Is Cesaro convergence still weaker in measure? I've encountered a question I couldn't answer, and I would appreciate any help:
Is it true that $$f_n \xrightarrow{m}0\,\,\implies \,\,\frac{1}{n} \sum_{k=1}^{n}f_k \xrightarrow{m}0$$ where $(X,{\mathcal{B}},m)$ is a probability space, and $\xrightarrow{m}$ means: $\forall \epsilon>0,\,  m\left(|f_n|\geq \epsilon\right) \rightarrow 0.$
This is similar to Cesaro convergence, which is weaker than regular convergence, but it is not the case here. I've tried to prove the proposition, or to give a counter example, but didn't manage to succeed in either. Any insights will be appreciated!

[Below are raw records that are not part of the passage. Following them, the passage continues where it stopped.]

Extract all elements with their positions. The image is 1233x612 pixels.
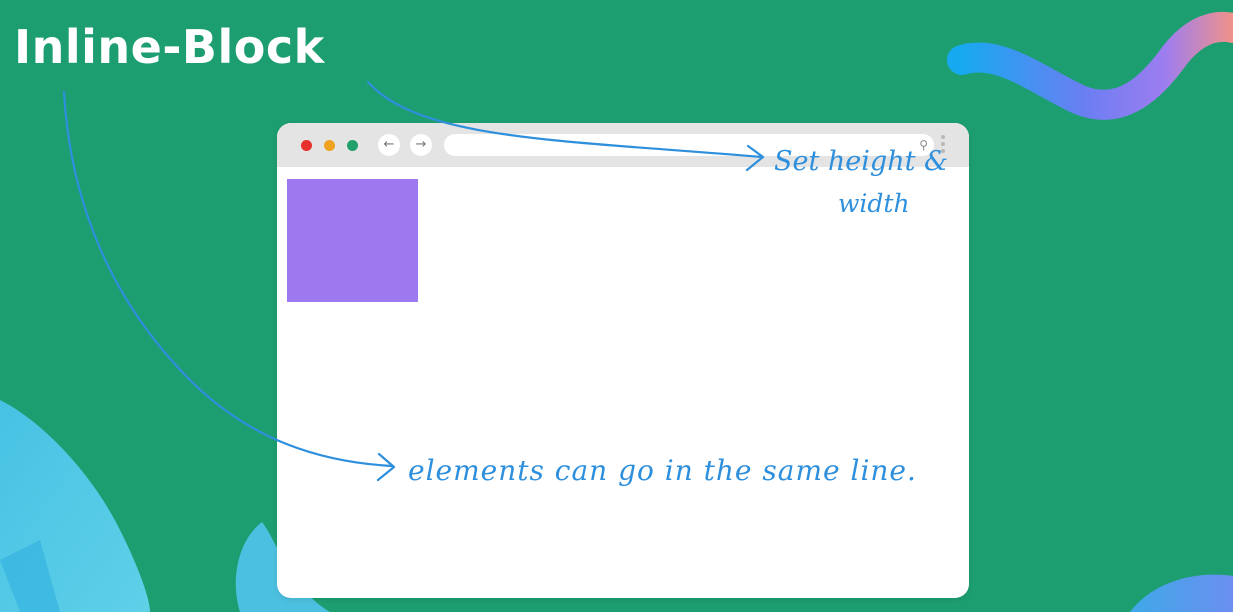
annotation-width: width xyxy=(838,189,910,218)
squiggle-decoration xyxy=(947,11,1233,120)
close-dot[interactable] xyxy=(301,140,312,151)
back-arrow-icon[interactable]: ← xyxy=(378,134,400,156)
maximize-dot[interactable] xyxy=(347,140,358,151)
slide-title: Inline-Block xyxy=(14,20,325,74)
minimize-dot[interactable] xyxy=(324,140,335,151)
annotation-same-line: elements can go in the same line. xyxy=(408,454,917,487)
right-blob-decoration xyxy=(1130,574,1233,612)
annotation-set-height-width: Set height & xyxy=(774,146,949,177)
forward-arrow-icon[interactable]: → xyxy=(410,134,432,156)
inline-block-box xyxy=(287,179,418,302)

 A: No, $f_n \stackrel m \to 0$ does not imply $\frac 1 n \sum_{k = 1} ^ n f_k \stackrel m \to 0$. In fact, if $P(X_n = n) = \frac 1 n$ and $X_n = 0$ otherwise, with $X_1, X_2, ...$ independent, it is a nice little exercise to show that $\frac{\sum_{k=1}^n X_k}{n}$ converges in distribution to a nondegenerate random variable. 
Just to explicitly give a counterexample, consider $P(X_n = x_n) = \frac 1 n$ and $X_n = 0$ otherwise with $x_n$ increasing. Then $X_n \to 0$ in probability. But for even $n$, $$\sum_{k = 1} ^ n X_k \ge x_{n / 2} I(X_k \ne 0 \mbox{ for some $k \ge \frac n 2$})$$ since $x_n$ is increasing. So $$\sum_{k = 1} ^ k X_k \ge x_{n / 2}$$ with at least probability $$P(X_k \ne 0 \mbox{ for some $k \ge \frac n 2$}) = 1 - \prod_{k = n/2} ^ n \frac{k - 1}{k} = \frac 1 2 + \frac 1 n.$$ So, $\frac{\sum_{k = 1} ^ n X_k}{n} \ge \frac {x_{n / 2}} n$ with at least probability $\frac 1 2$. If $\frac{x_{n / 2}} n$ doesn't go to $0$ then this shows $\frac{\sum_{k = 1} ^ n X_k} n$ won't go to $0$ in probability; for example, if $x_n = n$ this shows that $\frac{\sum_{k=1}^n X_k}{n} \ge \frac 1 2$ with probability at least $\frac 1 2$ for even $n$.